In general, the creation of a private foundation involves more procedures and costs. This can make it less attractive to people with more limited resources.

For example, you could spend between $ 4,500 for a service specializing in foundation administration and up to $ 25,000 for private attorneys handling the process, according to the American Endowment Foundation.

“In general, I don’t take seriously having a conversation with a client about a foundation until they have about $ 2-3 million to donate,” said Kraus at Capital. Intelligence Associates. “You could end up spending more on accountants and lawyers than on the causes you care about.”

In addition to the ongoing administrative fees, there are tax filing requirements that don’t come with donor-advised funds. And, generally, 5% of the assets must be distributed annually and there may be an excise tax of 1.39% on the net investment income.

The tax deduction for contributions to your foundation is lower than for funds advised by donors: limited to 30% of the AGI for cash and 20% for publicly traded securities. (Although you can carry over excess amounts for up to five years.)

Nonetheless, “some people are very convinced that they can run a foundation,” Hook said at EKS Associates.

This is partly due to the flexibility offered by private foundations as to what causes you want to support.

“You have more control because you can basically give to whoever you want,” Hook said.

You can also choose who you want to sit on your board of directors and make decisions about charitable activities.

Depending on the type of foundation, you can donate to existing public charities, award international grants, award scholarships, or even donate funds directly to individuals for disaster relief and hardship assistance. , according to Foundation Source.

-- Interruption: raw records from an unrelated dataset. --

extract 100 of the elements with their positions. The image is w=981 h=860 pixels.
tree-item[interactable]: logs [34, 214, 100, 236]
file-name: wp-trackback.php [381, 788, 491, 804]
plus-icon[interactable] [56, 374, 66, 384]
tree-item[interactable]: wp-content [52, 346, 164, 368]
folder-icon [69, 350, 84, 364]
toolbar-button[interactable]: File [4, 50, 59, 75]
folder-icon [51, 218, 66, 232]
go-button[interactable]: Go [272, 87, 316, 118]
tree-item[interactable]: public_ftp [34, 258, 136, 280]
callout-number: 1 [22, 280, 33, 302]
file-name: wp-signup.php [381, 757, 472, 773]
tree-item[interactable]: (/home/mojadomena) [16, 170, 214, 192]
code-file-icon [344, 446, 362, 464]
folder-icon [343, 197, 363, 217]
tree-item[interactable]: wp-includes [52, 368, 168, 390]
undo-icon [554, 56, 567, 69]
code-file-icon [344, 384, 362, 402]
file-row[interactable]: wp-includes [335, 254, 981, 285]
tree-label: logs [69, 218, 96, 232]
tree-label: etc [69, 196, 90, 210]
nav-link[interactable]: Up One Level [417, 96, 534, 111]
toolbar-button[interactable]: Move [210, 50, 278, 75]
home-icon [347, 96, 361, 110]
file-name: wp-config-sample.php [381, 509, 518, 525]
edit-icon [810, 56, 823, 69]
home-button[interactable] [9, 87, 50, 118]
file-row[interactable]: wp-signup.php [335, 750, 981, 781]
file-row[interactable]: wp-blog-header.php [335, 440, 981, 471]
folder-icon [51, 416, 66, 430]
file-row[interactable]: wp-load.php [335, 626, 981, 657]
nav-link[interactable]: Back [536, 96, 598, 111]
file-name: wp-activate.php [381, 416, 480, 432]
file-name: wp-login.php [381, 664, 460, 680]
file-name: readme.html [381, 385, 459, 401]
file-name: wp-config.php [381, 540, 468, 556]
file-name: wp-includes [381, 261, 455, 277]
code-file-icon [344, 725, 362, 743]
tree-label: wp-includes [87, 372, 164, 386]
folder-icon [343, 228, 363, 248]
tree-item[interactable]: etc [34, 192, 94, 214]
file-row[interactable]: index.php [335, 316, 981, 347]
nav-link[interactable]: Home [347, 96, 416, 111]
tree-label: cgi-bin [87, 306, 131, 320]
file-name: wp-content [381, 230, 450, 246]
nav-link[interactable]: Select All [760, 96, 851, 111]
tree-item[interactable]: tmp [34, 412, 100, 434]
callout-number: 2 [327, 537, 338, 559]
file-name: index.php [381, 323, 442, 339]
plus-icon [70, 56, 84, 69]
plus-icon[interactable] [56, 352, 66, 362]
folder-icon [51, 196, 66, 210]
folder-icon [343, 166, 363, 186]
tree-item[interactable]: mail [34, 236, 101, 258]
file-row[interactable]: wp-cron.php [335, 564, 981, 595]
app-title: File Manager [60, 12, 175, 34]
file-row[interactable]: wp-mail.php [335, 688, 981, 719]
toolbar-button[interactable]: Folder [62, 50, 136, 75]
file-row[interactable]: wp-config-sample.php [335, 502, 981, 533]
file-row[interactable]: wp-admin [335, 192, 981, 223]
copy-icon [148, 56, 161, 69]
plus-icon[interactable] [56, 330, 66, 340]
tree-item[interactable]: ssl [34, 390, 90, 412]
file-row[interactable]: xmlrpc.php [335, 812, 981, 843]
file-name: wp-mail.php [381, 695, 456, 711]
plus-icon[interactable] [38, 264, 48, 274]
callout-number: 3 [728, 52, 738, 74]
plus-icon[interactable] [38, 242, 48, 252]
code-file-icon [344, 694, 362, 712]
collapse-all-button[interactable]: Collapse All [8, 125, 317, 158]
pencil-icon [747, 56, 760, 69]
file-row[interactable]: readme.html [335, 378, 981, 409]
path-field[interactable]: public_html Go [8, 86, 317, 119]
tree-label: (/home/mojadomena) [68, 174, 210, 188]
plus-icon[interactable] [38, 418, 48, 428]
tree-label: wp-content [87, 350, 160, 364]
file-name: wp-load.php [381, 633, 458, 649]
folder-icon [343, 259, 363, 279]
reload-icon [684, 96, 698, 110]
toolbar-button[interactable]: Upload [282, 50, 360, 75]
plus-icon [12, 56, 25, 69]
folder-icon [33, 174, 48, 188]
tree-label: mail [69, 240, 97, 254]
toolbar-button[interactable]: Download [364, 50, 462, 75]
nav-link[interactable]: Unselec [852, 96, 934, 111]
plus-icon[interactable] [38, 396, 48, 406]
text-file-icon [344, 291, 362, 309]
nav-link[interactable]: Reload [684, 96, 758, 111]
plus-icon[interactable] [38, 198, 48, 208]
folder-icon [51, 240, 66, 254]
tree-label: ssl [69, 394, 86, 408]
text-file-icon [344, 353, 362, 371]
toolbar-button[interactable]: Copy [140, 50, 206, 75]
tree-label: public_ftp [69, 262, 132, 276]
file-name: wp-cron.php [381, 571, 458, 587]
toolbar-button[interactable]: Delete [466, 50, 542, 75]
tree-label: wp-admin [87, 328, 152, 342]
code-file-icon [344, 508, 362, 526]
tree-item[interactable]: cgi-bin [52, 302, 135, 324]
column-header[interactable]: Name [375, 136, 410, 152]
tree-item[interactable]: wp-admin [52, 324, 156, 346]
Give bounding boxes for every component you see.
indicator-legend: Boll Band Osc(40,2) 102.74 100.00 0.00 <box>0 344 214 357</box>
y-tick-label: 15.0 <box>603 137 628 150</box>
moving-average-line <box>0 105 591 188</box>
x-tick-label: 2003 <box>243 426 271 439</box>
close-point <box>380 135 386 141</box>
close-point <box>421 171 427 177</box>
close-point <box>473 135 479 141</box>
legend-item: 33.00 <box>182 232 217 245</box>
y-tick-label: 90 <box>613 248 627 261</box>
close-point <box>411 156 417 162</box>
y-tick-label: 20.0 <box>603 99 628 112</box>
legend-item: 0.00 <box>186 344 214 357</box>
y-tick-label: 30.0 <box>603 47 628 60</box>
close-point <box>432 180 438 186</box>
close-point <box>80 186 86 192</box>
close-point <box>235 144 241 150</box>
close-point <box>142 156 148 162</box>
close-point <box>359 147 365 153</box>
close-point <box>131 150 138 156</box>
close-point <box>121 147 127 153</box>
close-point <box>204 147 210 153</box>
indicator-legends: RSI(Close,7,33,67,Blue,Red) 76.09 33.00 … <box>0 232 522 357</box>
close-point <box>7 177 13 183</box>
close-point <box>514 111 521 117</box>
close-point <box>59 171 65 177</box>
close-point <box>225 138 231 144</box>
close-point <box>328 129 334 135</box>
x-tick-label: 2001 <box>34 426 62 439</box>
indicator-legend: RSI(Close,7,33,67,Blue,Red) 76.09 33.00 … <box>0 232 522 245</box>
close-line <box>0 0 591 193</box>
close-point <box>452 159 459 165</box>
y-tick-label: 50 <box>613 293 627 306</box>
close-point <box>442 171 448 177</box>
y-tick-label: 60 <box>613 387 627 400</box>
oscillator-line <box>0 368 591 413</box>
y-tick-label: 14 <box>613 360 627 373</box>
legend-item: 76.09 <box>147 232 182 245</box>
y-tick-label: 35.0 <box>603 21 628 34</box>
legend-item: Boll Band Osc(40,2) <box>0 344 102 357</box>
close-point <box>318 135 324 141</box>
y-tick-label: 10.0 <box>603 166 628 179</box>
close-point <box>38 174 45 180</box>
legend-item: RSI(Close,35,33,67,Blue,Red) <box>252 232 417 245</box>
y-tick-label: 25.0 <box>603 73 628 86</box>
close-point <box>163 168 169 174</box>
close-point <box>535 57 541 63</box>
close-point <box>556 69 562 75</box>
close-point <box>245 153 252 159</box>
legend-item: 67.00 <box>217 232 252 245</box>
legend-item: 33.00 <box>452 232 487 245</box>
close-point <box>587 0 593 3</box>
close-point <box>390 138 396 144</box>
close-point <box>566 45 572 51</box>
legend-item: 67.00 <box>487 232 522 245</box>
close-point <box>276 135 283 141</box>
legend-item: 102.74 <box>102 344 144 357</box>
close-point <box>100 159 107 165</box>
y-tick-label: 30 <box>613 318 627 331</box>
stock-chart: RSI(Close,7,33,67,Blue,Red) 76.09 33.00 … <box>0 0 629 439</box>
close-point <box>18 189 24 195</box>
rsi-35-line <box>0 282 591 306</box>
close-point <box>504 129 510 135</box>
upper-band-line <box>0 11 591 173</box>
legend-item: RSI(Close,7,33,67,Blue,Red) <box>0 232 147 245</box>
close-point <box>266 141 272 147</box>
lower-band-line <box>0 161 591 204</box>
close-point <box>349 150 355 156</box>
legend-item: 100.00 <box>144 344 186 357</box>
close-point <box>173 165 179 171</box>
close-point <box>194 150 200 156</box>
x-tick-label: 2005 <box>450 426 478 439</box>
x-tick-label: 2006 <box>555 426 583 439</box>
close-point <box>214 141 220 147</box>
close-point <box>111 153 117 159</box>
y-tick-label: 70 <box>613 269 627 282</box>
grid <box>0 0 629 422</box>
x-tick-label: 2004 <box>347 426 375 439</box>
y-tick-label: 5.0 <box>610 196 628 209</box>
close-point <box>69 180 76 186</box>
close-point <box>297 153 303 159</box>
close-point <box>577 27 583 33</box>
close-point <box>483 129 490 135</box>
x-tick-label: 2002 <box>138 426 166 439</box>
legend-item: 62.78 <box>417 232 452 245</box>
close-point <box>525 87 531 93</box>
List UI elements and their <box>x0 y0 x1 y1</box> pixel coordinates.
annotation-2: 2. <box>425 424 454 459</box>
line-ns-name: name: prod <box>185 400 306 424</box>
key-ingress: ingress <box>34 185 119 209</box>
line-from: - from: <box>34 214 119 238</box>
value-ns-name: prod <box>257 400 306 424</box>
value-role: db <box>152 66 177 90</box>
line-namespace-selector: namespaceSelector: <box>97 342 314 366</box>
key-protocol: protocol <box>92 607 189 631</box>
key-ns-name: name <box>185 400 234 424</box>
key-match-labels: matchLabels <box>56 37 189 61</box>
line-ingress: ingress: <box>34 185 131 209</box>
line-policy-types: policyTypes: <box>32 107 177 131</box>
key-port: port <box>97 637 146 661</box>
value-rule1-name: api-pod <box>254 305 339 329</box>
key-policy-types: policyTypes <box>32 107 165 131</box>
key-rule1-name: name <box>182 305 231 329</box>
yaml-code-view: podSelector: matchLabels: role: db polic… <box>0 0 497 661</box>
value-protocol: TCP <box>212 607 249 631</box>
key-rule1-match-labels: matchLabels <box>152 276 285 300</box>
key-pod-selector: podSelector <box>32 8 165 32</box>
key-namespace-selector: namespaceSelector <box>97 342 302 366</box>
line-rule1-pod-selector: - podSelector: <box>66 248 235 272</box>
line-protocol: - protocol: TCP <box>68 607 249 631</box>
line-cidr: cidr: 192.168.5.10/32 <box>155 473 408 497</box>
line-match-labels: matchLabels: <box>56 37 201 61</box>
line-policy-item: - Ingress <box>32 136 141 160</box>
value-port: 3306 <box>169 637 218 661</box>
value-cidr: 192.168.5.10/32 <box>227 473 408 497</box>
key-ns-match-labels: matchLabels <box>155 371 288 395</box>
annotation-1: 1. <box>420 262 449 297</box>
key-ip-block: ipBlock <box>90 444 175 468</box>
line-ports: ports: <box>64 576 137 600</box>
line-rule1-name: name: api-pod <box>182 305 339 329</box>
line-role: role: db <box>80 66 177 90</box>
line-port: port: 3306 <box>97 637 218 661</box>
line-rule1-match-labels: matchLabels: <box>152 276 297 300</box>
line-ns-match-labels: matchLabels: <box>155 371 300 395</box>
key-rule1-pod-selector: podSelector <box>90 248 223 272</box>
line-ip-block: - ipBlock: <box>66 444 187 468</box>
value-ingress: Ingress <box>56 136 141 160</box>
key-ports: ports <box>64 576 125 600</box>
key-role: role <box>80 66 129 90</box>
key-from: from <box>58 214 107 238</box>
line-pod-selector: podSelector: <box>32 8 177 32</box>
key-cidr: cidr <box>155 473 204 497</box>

Some private foundations also create their own programs to work, although most do not.

“For someone who wants full control, or who has been an entrepreneur and likes to build something from scratch, a private foundation can be attractive,” Kraus said.

Use both methods

Some people may decide that it makes sense for them to create both a foundation and a donor advised fund. One of the reasons is confidentiality.

“Sometimes a person wants to publicize a donation from their foundation, but they can also support a cause that they don’t necessarily want to know publicly,” Kraus said. “And it can be done anonymously with a fund advised by donors.”

For example, he said, a person could support a controversial cause – that is, on either side of gun rights or abortion rights – and would prefer to keep this fact out of public view.